Absconders

One of the hazards for ship captains on the voyage to Australia was that seafarers might desert the ship.

When seafarers joined a ship they signed the articles, a legal contract that set out their pay and conditions and bound them to complete the voyage. Seafarers who left their ship or refused to work broke the law and captains could ask police to charge them.

However, there were many reasons that crew might want to leave. Conditions were tough, pay was poor, discipline could be harsh and in the small isolated community of the ship seafarers were vulnerable to bullying. Seafarers may have been drawn to leave their ships by news from home, or the attractions of new lands.

Captains could find it difficult to impose the law when their ships had to leave port or when they stopped in foreign lands. Captains avoided stopping in ports such as Cape Town in South Africa because they could expect that one or more crew would sneak off the ship and leave them short of hands.

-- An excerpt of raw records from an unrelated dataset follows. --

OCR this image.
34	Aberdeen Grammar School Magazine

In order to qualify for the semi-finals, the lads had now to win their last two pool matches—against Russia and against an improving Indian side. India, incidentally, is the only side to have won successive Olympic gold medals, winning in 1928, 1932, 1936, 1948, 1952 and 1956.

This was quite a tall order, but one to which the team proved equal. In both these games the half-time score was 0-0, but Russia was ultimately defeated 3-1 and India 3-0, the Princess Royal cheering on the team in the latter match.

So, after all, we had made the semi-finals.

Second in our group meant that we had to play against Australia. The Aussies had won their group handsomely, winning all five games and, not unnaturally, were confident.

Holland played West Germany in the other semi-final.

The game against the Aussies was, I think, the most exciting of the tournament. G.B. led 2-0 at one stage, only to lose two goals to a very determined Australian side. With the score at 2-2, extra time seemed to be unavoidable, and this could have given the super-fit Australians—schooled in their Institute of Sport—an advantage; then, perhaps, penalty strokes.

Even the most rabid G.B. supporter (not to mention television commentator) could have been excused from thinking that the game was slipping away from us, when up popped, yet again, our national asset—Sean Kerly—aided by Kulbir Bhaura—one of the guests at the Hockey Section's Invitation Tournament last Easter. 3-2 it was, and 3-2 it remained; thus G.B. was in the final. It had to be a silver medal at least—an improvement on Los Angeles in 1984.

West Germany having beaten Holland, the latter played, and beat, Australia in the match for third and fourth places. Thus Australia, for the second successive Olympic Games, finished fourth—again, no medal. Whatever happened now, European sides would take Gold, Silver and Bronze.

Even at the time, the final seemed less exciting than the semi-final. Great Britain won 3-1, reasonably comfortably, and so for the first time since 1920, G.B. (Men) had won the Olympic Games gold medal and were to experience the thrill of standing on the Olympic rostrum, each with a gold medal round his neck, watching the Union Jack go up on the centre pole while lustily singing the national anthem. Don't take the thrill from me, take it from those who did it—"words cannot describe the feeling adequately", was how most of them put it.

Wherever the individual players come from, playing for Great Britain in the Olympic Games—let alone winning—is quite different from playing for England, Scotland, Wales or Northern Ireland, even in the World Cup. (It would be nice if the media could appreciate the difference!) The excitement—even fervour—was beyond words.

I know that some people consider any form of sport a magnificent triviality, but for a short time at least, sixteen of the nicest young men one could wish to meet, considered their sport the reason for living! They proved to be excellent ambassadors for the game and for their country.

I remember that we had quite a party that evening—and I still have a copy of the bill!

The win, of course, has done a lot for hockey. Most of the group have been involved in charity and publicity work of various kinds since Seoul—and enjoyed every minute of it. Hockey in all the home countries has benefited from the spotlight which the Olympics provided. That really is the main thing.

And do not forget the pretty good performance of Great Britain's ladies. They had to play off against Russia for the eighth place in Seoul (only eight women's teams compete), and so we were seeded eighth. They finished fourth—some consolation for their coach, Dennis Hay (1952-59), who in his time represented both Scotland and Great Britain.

James Smith joined the ship Sir Robert Seppings sailing from London to Hobart in 1852. He and a friend absconded because they were bullied by the officers. They rowed ashore in the middle of the night when their ship was anchored off the coast of Victoria. However, they were questioned by police and imprisoned. They were taken before a magistrate who said he would punish them unless they agreed to return to their ship. Smith refused to return. He explained that he had been bullied and won the sympathy of the magistrate who said he would impose the minimum punishment allowed by the law – one month in prison with hard labour.

Smith’s friend did agree to return to the ship so the court did not impose a penalty. However once onboard, he was locked up and fed only bread and water and in desperation he tried to escape again.